昭和の恋物語り

小説をメインに、時折よもやま話と旅行報告をしていきます。

ボク、みつけたよ! (二十四)

2021-12-12 10:15:34 | 物語り
 まあ、諸説あるみたいでして。そこは、郷土史家さんやら学者さんたちにお任せしますわ。
そんなことよりも、血の池地獄の色ですよ。赤色というよりは、橙色に近いんですがね。
毒々しい色にも見えはしますよ。でもどうして? 
「酸化鉄やら酸化マグネシウムを含んで……」。
ストップ、ストップ! 科学的見地は結構ですから。言い伝えとか昔話を聞きたいわけですが。
例えば、一遍上人さまに退治された鬼たちの流した、それだとか何だとか、そういったことをお聞きしたいわけですが。
ということで、「ものごとには表とウラというものがあるもの。では、そのウラの話でもさせてもらいましょうか」ということばを頂きましたよ。

 むかしむかしのこと。
山口県下関市壇ノ浦、源氏と平家の最後の戦いは、皆さんご存じのことでしょう。
平家滅亡が声高に喧伝されましたがの、実のところは数人の落武者が豊後灘を泳ぎきっていたのです。
いやこの地、敵見郷=あだみごうに、流れ着いたと申すのが至当でございましょう。
ですが甲冑を身につけてのことでもあり、ただの一人を残して息絶えてしまいました。

 さあさあ話を進めましょうて。この若者が、実に眉目秀麗でして。
名前は……、やんごとなきお立場のお方、とだけ申しておきましょう。
やはり血筋という者は争えぬものでございますな。
その顔立ちにしてもですが、立ち姿に致してもな、凜とされておりましたわ。
ここらの村人ときたら、顔全体がごつとごつとしておりますし、目ん玉はギョロリと飛び出しております。
鼻は低く平らげで口と言えば大きく横に広がっております。

 無理もありませんがの、食事などに時間を割く暇はなく、なんでもかでも口を大きく広げてひと飲みにするような始末でして。
なにせいつ何どき大魚に出くわすやもしれませぬ。
おっとりと食していては食べ損なうことにもなりかません。
無論のこと、体は頑丈でございますとも。大魚との格闘は命がけでございますでな。
少しでも気を許せば、尾ひれに弾き飛ばされかねません。
しっかりと狙いを定めて銛なりを放ちます故に。

 に比べて、この武者はなよなよとして、遠目にはおなごか? と見誤りかねませんわ。
ですが、先ほども申しました如くに、そこはかとなく漂う気品は隠しようもございません。
どこぞのお公家さまであることは一目瞭然でございます。
ですので、この若者を見つけたおとよという娘は、すぐに洞穴に隠れるように指さしおりました。
幸いなことにおとよだけがその岩陰に参りましてな、他の娘たちは浜辺におりましたでな。
万が一にも村人たちの知るところとなれば、すぐにも突き出されることでございましょう。

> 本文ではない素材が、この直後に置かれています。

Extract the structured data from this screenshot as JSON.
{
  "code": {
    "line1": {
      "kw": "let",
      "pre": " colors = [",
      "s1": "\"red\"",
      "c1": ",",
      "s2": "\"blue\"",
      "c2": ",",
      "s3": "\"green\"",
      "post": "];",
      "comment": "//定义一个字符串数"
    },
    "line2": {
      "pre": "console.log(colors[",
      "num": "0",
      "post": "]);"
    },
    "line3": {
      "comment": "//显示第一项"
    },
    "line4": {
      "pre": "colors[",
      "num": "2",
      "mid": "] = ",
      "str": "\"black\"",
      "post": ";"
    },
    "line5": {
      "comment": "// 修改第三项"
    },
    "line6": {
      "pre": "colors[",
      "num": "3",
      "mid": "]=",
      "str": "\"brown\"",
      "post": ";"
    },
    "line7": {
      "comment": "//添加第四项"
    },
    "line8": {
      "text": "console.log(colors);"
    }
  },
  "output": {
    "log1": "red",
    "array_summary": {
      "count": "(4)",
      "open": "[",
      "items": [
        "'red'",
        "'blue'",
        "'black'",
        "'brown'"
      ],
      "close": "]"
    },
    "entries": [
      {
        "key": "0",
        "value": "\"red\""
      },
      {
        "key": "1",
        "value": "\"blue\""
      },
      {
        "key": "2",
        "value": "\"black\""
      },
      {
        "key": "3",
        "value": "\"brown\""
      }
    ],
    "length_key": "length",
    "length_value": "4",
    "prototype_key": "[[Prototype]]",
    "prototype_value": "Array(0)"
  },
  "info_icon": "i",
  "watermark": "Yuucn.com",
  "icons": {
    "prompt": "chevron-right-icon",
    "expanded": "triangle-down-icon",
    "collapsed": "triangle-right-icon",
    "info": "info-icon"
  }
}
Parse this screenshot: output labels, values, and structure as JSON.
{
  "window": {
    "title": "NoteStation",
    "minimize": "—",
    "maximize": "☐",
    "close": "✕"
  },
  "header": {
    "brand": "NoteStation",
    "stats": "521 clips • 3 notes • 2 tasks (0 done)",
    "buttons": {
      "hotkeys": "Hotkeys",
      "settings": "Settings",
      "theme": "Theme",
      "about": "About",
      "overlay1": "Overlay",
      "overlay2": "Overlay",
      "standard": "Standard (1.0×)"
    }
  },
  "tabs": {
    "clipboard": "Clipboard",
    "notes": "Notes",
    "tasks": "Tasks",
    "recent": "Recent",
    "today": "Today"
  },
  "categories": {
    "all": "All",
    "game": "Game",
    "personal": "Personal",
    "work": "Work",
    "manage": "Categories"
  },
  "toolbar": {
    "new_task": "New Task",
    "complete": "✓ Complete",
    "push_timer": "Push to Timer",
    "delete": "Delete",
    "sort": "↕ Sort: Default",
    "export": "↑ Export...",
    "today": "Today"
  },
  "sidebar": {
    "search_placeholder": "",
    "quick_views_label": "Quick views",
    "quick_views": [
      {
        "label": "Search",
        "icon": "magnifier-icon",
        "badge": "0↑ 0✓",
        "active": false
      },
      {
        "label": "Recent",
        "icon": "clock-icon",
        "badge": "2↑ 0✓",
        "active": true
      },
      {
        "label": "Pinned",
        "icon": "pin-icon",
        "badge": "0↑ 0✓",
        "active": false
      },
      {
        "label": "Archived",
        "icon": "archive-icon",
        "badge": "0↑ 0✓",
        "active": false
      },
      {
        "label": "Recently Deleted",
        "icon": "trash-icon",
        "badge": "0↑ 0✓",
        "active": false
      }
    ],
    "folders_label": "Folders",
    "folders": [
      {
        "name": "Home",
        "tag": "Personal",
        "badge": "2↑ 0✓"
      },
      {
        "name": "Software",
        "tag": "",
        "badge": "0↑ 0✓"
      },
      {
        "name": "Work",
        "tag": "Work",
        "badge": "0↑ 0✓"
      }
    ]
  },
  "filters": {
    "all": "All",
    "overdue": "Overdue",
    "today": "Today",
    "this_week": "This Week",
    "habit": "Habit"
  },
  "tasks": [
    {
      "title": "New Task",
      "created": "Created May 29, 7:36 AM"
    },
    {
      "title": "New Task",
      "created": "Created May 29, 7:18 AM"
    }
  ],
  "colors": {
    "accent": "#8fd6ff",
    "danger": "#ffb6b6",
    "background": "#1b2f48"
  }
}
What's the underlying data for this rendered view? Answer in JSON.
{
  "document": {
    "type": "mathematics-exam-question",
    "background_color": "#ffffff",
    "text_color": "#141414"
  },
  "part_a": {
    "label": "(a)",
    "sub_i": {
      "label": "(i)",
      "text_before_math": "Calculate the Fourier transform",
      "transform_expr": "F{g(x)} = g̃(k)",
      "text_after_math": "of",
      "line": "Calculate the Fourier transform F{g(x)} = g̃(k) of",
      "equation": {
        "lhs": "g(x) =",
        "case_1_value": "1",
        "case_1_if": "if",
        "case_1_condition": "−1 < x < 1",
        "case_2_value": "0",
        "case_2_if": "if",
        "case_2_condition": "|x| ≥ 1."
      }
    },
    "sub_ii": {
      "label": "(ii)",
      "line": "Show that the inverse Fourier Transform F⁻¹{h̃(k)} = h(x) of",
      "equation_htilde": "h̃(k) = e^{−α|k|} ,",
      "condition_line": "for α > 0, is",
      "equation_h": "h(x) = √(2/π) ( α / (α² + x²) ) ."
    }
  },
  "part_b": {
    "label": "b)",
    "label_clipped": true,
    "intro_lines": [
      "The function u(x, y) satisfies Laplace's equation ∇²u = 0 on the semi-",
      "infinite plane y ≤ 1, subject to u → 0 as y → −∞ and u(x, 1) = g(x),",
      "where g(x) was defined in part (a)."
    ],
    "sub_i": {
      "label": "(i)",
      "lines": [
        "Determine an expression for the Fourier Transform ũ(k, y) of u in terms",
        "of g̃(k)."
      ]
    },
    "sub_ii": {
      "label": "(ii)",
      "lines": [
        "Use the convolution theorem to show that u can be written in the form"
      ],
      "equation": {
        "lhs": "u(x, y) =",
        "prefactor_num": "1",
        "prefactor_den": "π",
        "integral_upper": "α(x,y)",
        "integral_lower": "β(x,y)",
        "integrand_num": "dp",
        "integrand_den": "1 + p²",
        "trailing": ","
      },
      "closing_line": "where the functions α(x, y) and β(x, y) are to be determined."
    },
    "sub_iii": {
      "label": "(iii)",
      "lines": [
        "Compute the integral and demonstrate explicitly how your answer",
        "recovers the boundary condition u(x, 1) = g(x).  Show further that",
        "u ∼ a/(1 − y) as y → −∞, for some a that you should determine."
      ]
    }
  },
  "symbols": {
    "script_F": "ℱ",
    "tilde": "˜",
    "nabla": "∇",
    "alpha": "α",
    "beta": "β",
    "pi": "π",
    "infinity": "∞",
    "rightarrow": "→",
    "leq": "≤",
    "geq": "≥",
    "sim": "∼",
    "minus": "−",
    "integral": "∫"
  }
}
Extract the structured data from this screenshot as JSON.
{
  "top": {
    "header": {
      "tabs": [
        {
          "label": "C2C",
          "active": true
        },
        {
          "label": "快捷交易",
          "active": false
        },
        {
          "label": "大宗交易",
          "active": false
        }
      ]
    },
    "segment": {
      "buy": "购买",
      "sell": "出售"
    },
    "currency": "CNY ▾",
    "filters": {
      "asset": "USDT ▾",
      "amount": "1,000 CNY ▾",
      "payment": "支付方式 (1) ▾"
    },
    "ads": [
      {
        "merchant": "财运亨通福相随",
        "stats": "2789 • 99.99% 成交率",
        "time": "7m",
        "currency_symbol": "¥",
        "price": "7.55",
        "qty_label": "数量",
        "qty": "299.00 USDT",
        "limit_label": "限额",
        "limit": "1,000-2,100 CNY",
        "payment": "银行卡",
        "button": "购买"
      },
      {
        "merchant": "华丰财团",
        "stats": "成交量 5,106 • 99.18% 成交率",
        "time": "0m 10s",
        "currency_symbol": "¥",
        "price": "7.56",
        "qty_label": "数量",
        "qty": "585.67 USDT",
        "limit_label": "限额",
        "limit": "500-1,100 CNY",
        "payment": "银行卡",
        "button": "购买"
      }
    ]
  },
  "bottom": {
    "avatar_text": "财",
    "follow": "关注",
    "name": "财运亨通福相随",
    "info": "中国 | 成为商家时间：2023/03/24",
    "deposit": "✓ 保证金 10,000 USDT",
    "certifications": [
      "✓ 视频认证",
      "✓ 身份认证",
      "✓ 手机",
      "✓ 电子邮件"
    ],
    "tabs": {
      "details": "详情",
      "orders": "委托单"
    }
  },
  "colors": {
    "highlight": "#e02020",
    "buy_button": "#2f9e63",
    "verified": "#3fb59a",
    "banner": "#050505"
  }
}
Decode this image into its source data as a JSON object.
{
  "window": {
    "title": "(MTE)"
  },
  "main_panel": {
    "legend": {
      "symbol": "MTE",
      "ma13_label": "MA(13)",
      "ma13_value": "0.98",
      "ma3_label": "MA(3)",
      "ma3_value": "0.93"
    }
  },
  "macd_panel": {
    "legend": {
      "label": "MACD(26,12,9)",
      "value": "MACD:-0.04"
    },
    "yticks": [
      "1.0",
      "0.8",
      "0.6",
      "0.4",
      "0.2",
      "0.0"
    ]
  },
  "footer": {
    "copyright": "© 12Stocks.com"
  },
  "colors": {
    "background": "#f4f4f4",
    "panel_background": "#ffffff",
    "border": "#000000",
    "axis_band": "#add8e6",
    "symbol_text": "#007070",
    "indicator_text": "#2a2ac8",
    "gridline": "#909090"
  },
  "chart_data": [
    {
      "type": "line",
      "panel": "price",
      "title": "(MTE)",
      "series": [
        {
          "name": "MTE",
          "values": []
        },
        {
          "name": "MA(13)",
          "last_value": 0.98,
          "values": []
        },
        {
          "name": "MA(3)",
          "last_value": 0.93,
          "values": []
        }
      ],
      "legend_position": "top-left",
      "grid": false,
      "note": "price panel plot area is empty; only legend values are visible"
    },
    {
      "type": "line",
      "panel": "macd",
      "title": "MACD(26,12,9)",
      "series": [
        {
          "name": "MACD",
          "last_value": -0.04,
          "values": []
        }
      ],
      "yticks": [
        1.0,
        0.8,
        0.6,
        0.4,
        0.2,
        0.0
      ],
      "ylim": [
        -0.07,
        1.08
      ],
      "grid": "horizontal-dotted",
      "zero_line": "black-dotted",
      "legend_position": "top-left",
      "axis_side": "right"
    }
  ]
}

 このおとよという娘は、村一番の器量好しでございます。
しかもでございます。
遠い祖先をたどりますれば、やんごとなきお家柄に繋がるとか繋がらぬとか……
そのようなことが、まことしやかに流れるほどの気品を漂わせているのでございます。
年は、16歳についぞこの間になったはずでございますが。
ええ、ええ、近在からも「ぜひにも、うちのせがれの嫁に」と声がかかっております。
親としますれば、おいそれとは返事ができません。
網元、もしくは庄屋さま。或いはお武家さまの正室になどと大それたことを考えおる始末で。
娘もまた、まだまだ親元を離れるつもりはないようです。

 その通りでございます、あなた様のお考えどおりです。二人は恋仲になったのでございます。